Ajay Subramanian · Elena Sizikova · Najib Majaj · Denis Pelli

Room R02-R05 (level 2)
[ ] [ Visit Oral 6C Vision ]
Thu 14 Dec 2:05 p.m. — 2:20 p.m. PST


What spatial frequency information do humans and neural networks use to recognize objects? In neuroscience, critical band masking is an established tool that can reveal the frequency-selective filters used for object recognition. Critical band masking measures the sensitivity of recognition performance to noise added at each spatial frequency. Existing critical band masking studies show that humans recognize periodic patterns (gratings) and letters by means of a spatial-frequency filter (or "channel") that has a frequency bandwidth of one octave (doubling of frequency). Here, we introduce critical band masking as a task for network-human comparison and test 14 humans and 76 neural networks on 16-way ImageNet categorization in the presence of narrowband noise.
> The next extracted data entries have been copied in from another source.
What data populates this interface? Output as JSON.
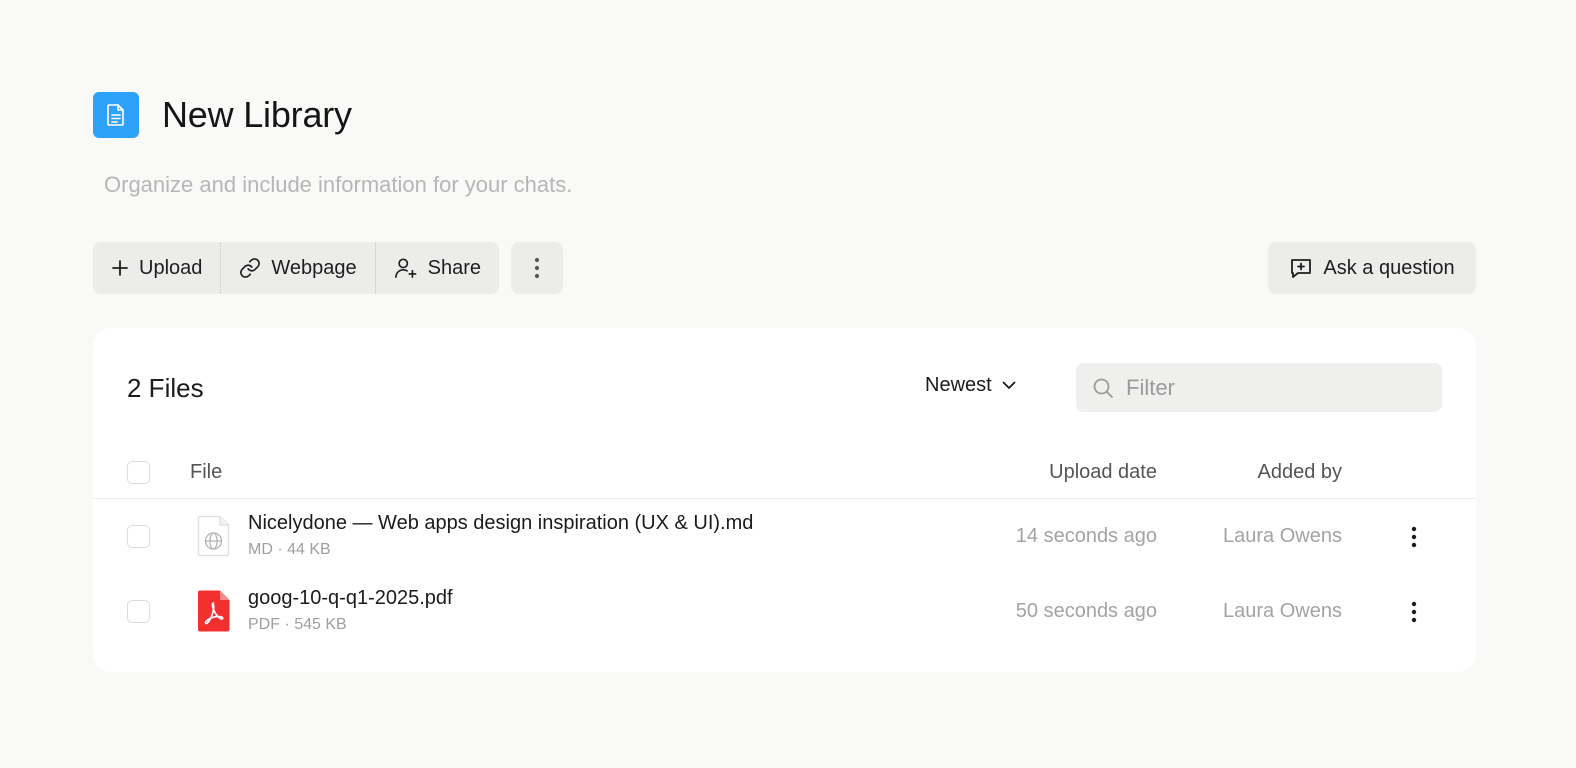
{
  "header": {
    "title": "New Library",
    "subtitle": "Organize and include information for your chats.",
    "icon": "document-icon",
    "accent_color": "#2ea2f8"
  },
  "toolbar": {
    "upload_label": "Upload",
    "webpage_label": "Webpage",
    "share_label": "Share",
    "ask_label": "Ask a question"
  },
  "files": {
    "count_label": "2 Files",
    "sort_label": "Newest",
    "filter_placeholder": "Filter",
    "columns": {
      "file": "File",
      "upload_date": "Upload date",
      "added_by": "Added by"
    },
    "rows": [
      {
        "name": "Nicelydone — Web apps design inspiration (UX & UI).md",
        "meta": "MD · 44 KB",
        "upload_date": "14 seconds ago",
        "added_by": "Laura Owens",
        "icon": "web-document-icon"
      },
      {
        "name": "goog-10-q-q1-2025.pdf",
        "meta": "PDF · 545 KB",
        "upload_date": "50 seconds ago",
        "added_by": "Laura Owens",
        "icon": "pdf-file-icon",
        "icon_color": "#f23030"
      }
    ]
  }
}
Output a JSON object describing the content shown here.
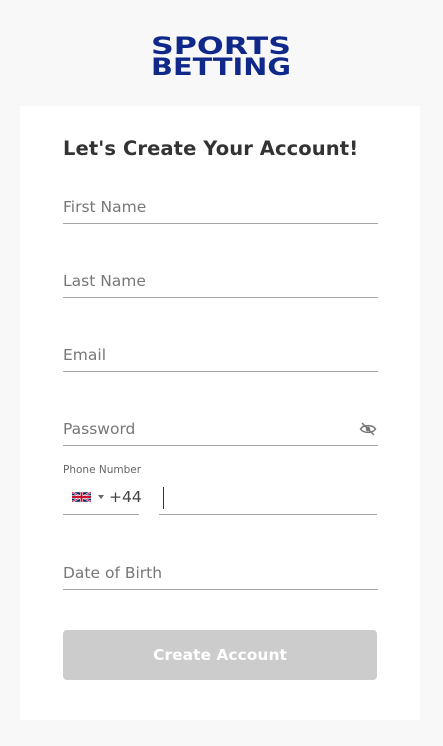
{
  "brand": {
    "logo_text_line1": "SPORTS",
    "logo_text_line2": "BETTING",
    "color": "#10288A"
  },
  "form": {
    "title": "Let's Create Your Account!",
    "fields": {
      "first_name": {
        "placeholder": "First Name",
        "value": ""
      },
      "last_name": {
        "placeholder": "Last Name",
        "value": ""
      },
      "email": {
        "placeholder": "Email",
        "value": ""
      },
      "password": {
        "placeholder": "Password",
        "value": "",
        "toggle_icon": "eye-slash-icon"
      },
      "phone": {
        "label": "Phone Number",
        "country_code": "+44",
        "country_flag_icon": "uk-flag-icon",
        "value": ""
      },
      "date_of_birth": {
        "placeholder": "Date of Birth",
        "value": ""
      }
    },
    "submit_label": "Create Account",
    "submit_color": "#CCCCCC"
  }
}
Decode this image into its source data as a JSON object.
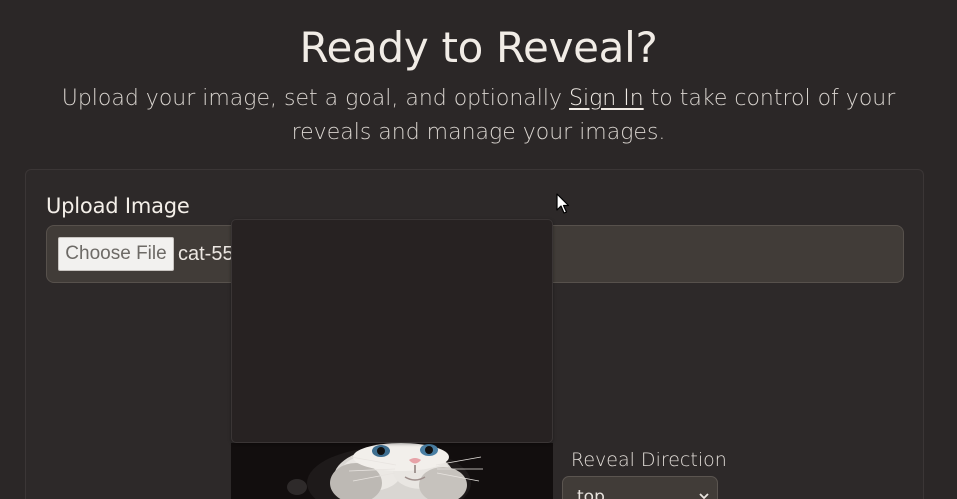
{
  "hero": {
    "title": "Ready to Reveal?",
    "subtitle_before": "Upload your image, set a goal, and optionally",
    "signin_link": "Sign In",
    "subtitle_after": "to take control of your reveals and manage your images."
  },
  "upload": {
    "label": "Upload Image",
    "choose_button": "Choose File",
    "file_name": "cat-55"
  },
  "reveal": {
    "direction_label": "Reveal Direction",
    "direction_value": "top"
  },
  "icons": {
    "cursor": "mouse-pointer-icon",
    "select_arrow": "chevron-down-icon"
  },
  "colors": {
    "background": "#2b2727",
    "input_background": "#413c38",
    "text": "#f1ece6"
  }
}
We find that humans recognize objects in natural images using the same one-octave-wide channel that they use for letters and gratings, making it a canonical feature of human object recognition. Unlike humans, the neural network channel is very broad, 2-4 times wider than the human channel. This means that the network channel extends to frequencies higher and lower than those that humans are sensitive to. Thus, noise at those frequencies will impair network performance and spare human performance. Adversarial and augmented-image training are commonly used to increase network robustness and shape bias. Does this training align network and human object recognition channels? Three network channel properties (bandwidth, center frequency, peak noise sensitivity) correlate strongly with shape bias (51% variance explained) and robustness of adversarially-trained networks (66% variance explained). Adversarial training increases robustness but expands the channel bandwidth even further beyond the human bandwidth. Thus, critical band masking reveals that the network channel is more than twice as wide as the human channel, and that adversarial training only makes it worse. Networks with narrower channels might be more robust.